"...karşımda biber gazıyla içine kimyasal madde karıştırılmış basınçlı su ile 'yakıcı' olmuş bir 'kucaklayıcılık' var. Yakıcı, dahası 'öldürücü' bile olabilen bir kucaklama. Fakat sevgi ve sevecenlikle ilintili olmadığı kesin."
"Çağının vicdanı - yani öyle bir insan ki, gerçeğin hiçbir yalana benzemediğine daha en baştan inanmış insan. Tarih, varlık nedenini böyle insanların da yaşamış olmalarına borçludur."
Söylenen bütün yalanların gerçek yüzü, bazen gerçek anlamda dine gönül vermiş bir cami imamının, gerçeği çarpıttığı veya sakladığı takdirde insanlığından olacağına inanan bir görgü tanığının, bazen somut kanıtlar olmaksızın bir kararın altını imzalamakla bir "hukuk insanı" kimliğiyle adalete ihanet edeceği bilincini taşıyan bir yargıcın, bazen de önüne getirilen yaralıya şifa verme çabalarına girişmezden önce: "Bu, hangi saftandır?" diye sormakla Hipokrat Andı'nı kirleteceğinden emin olan bir tıp insanının vicdanından yansıtılır.

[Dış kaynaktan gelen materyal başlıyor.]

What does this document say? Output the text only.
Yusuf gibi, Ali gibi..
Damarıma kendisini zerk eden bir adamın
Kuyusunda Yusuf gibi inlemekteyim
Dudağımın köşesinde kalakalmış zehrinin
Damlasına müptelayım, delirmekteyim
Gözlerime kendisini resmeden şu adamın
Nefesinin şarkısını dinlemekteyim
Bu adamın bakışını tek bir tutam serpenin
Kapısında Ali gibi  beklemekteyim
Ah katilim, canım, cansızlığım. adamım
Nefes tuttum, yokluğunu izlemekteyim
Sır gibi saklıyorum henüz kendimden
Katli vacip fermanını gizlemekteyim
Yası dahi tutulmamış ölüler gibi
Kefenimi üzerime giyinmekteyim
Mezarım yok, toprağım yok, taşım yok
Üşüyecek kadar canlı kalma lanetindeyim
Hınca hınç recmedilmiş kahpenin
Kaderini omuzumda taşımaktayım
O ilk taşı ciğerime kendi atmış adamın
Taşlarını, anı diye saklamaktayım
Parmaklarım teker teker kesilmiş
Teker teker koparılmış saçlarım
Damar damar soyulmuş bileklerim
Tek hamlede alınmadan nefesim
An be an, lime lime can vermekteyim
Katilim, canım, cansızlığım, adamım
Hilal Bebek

"...olup bitenler karşısında eleştirel tutum almayan bir uğraş, sanat adını taşıyamaz; hele hele gerçekleri kısmen de olsa perdeleme amacına hizmet eden çabaların sanatın çatısı altında yer alabilmesi imkânsızdır."

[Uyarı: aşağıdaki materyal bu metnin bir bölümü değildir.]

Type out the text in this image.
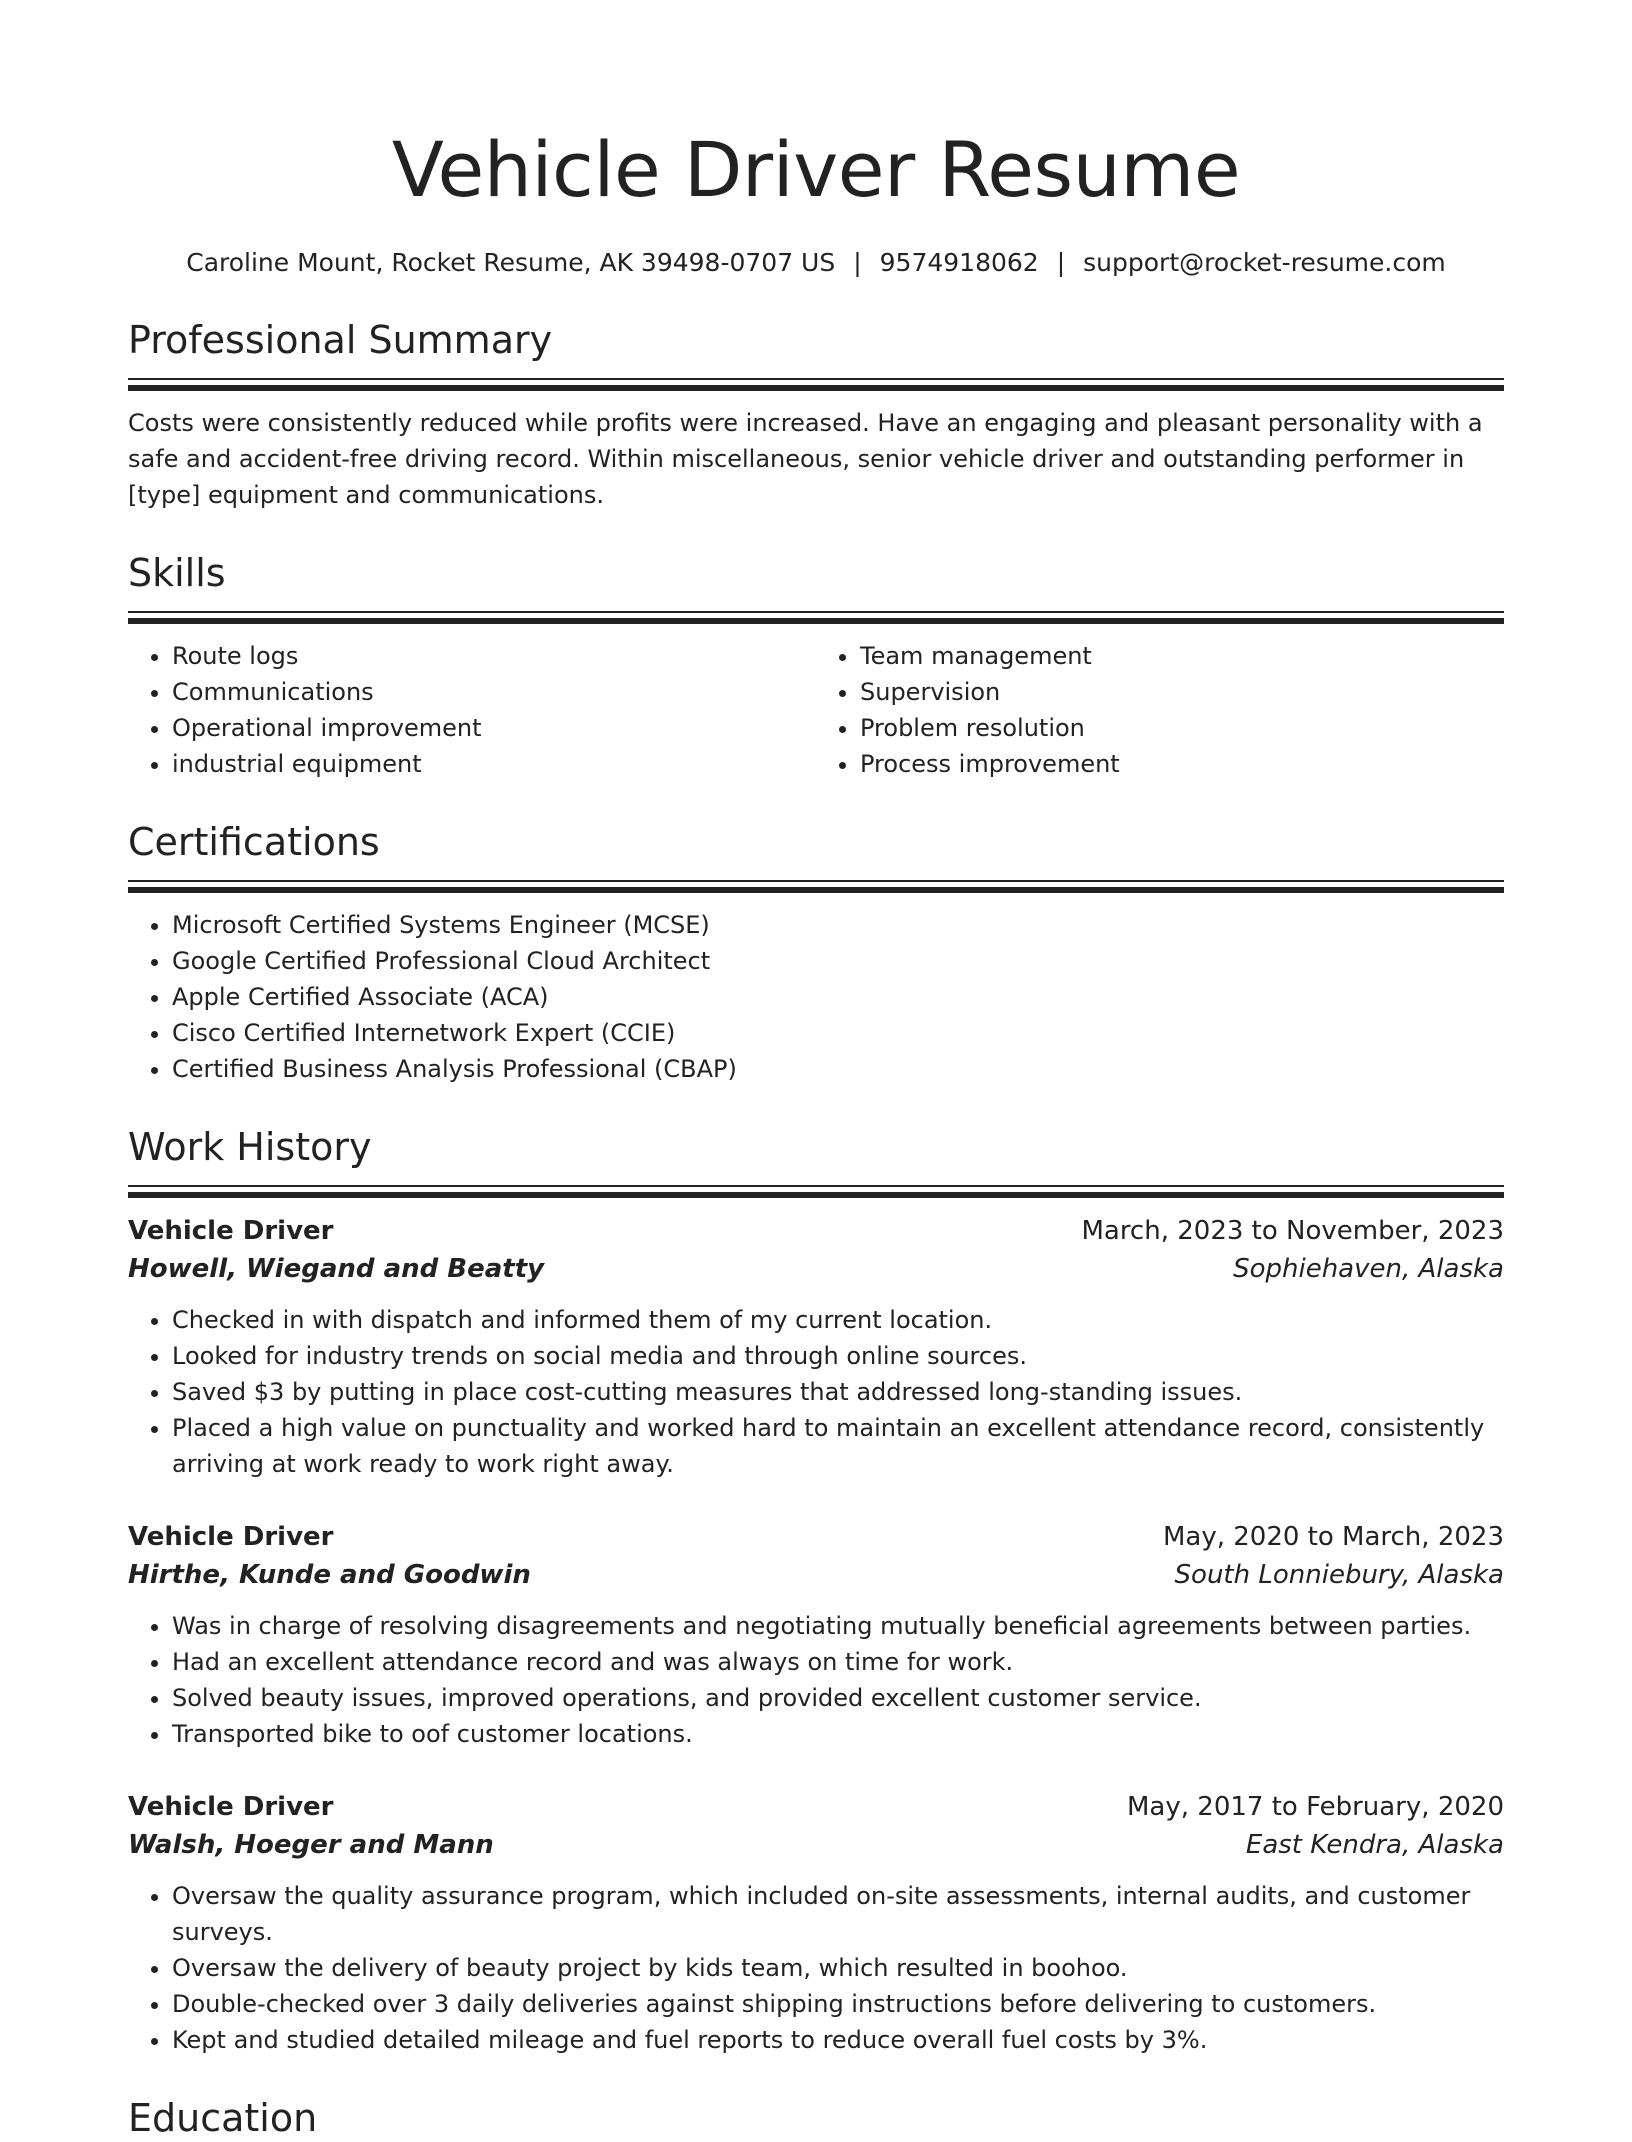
Vehicle Driver Resume
Caroline Mount, Rocket Resume, AK 39498-0707 US | 9574918062 | support@rocket-resume.com
Professional Summary
Costs were consistently reduced while profits were increased. Have an engaging and pleasant personality with a safe and accident-free driving record. Within miscellaneous, senior vehicle driver and outstanding performer in [type] equipment and communications.
Skills
• Route logs
• Communications
• Operational improvement
• industrial equipment
• Team management
• Supervision
• Problem resolution
• Process improvement
Certifications
• Microsoft Certified Systems Engineer (MCSE)
• Google Certified Professional Cloud Architect
• Apple Certified Associate (ACA)
• Cisco Certified Internetwork Expert (CCIE)
• Certified Business Analysis Professional (CBAP)
Work History
Vehicle Driver	March, 2023 to November, 2023
Howell, Wiegand and Beatty	Sophiehaven, Alaska
• Checked in with dispatch and informed them of my current location.
• Looked for industry trends on social media and through online sources.
• Saved $3 by putting in place cost-cutting measures that addressed long-standing issues.
• Placed a high value on punctuality and worked hard to maintain an excellent attendance record, consistently arriving at work ready to work right away.
Vehicle Driver	May, 2020 to March, 2023
Hirthe, Kunde and Goodwin	South Lonniebury, Alaska
• Was in charge of resolving disagreements and negotiating mutually beneficial agreements between parties.
• Had an excellent attendance record and was always on time for work.
• Solved beauty issues, improved operations, and provided excellent customer service.
• Transported bike to oof customer locations.
Vehicle Driver	May, 2017 to February, 2020
Walsh, Hoeger and Mann	East Kendra, Alaska
• Oversaw the quality assurance program, which included on-site assessments, internal audits, and customer surveys.
• Oversaw the delivery of beauty project by kids team, which resulted in boohoo.
• Double-checked over 3 daily deliveries against shipping instructions before delivering to customers.
• Kept and studied detailed mileage and fuel reports to reduce overall fuel costs by 3%.
Education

Yarı dalgın bakışlarıyla daha geminin güvertesinde uzanmış yatarken bir yandan güvertedeki büfelerin başında deliler gibi yiyip içen saraylıların doymak bilmez açgzölülüğünü ibretle izleyen, öte yandan ise aynı güvertenin hemen altında, küreklerin başında forsaya çakılmış olan kölelerin iniltilerine, sırtlarına inen kırbaç seslerine ve bucurgatlardan yükselen seslere kulak veren Vergilius'un kafasında şekillenen soru, sanat açısından neredeyse ölümcüldür: "Ben, hep yüceltilmiş, övgülere boğulmuş dizelerimle bu dünya halinde bir değişiklik yaratabildim mi?"